How is child support calculated in California?
Hosford & Hosford helps clients protect their rights in a divorce. As SLO child support attorneys, one of the most common questions that clients ask us is what they can expect to pay or receive in child support.
As with temporary spousal support calculations, California law provides a formula for deciding child support and who will pay what. The formula is based on each parent’s net disposable income per month and the time that each parent cares for the children.

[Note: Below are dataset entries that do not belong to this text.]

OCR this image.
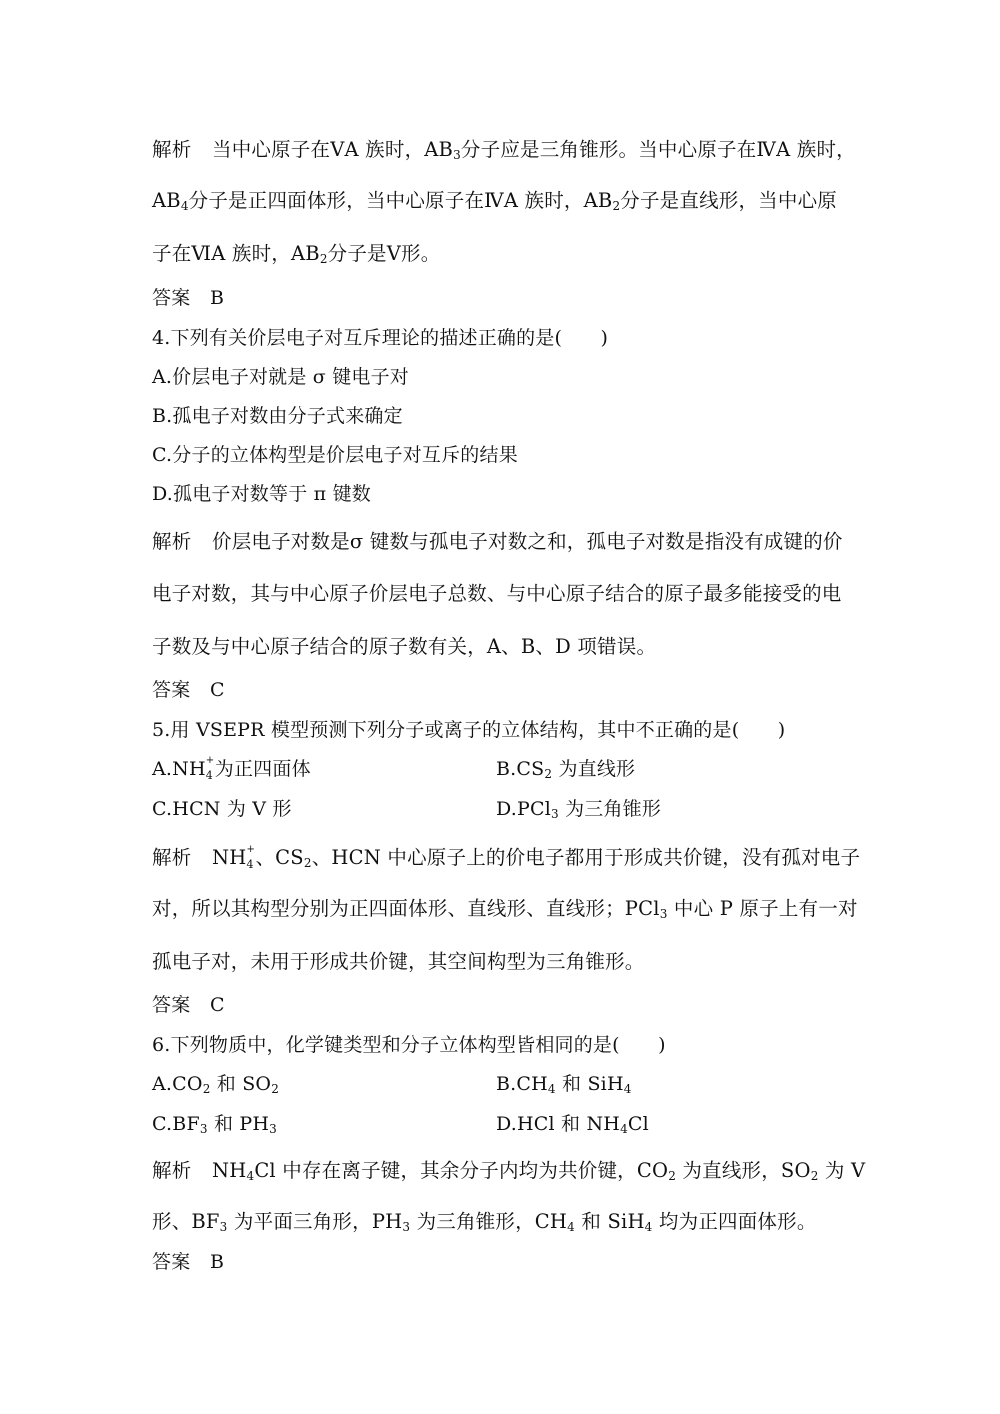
解析 当中心原子在ⅤA 族时，$AB_3$分子应是三角锥形。当中心原子在ⅣA 族时，
$AB_4$分子是正四面体形，当中心原子在ⅣA 族时，$AB_2$分子是直线形，当中心原
子在ⅥA 族时，$AB_2$分子是Ⅴ形。
答案 B
4.下列有关价层电子对互斥理论的描述正确的是(　　)
A.价层电子对就是 σ 键电子对
B.孤电子对数由分子式来确定
C.分子的立体构型是价层电子对互斥的结果
D.孤电子对数等于 π 键数
解析 价层电子对数是σ 键数与孤电子对数之和，孤电子对数是指没有成键的价
电子对数，其与中心原子价层电子总数、与中心原子结合的原子最多能接受的电
子数及与中心原子结合的原子数有关，A、B、D 项错误。
答案 C
5.用 VSEPR 模型预测下列分子或离子的立体结构，其中不正确的是(　　)
A.NH +
4 为正四面体	$B.CS_2$ 为直线形
C.HCN 为 V 形	D.PCl$_3$ 为三角锥形
解析 NH +
4 、$CS_2$、HCN 中心原子上的价电子都用于形成共价键，没有孤对电子
对，所以其构型分别为正四面体形、直线形、直线形；PCl$_3$ 中心 P 原子上有一对
孤电子对，未用于形成共价键，其空间构型为三角锥形。
答案 C
6.下列物质中，化学键类型和分子立体构型皆相同的是(　　)
$A.CO_2$ 和 $SO_2$	$B.CH_4$ 和 SiH$_4$
$C.BF_3$ 和 $PH_3$	D.HCl 和 $NH_4Cl$
解析 $NH_4Cl$ 中存在离子键，其余分子内均为共价键，$CO_2$ 为直线形，$SO_2$ 为 V
形、$BF_3$ 为平面三角形，$PH_3$ 为三角锥形，$CH_4$ 和 SiH$_4$ 均为正四面体形。
答案 B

In this formula, courts consider all income, whether it is taxed or reported and whether it’s in the form of money, property, or services. Wages, tips, bonuses, unemployment benefits—even lottery and prize winnings—are all sources of income the court may review.
Judges will also look at your expenses or your spouse’s expenses to ensure that support is fair. They may consider your taxes, union dues, retirement contributions, healthcare expenses, and your costs in raising children from another relationship.
Hosford & Hosford helps clients understand what information they will need to provide for this formula. Some of these details are straightforward, such as the number of children to use in the calculation. However, certain factors may be interpreted differently by the parties, such as:
- The actual time that children spend with each parent.
- The true income each party earns.
- The actual costs that each person faces to the extent they affect your after tax income, medical needs, and child care costs.
As experienced SLO child support attorneys, one of the most important services Hosford & Hosford offers is ensuring that the values used in your child support formula fairly represent your situation. Our work can give you greater control over how money is spent on your children and can help them receive the resources they need.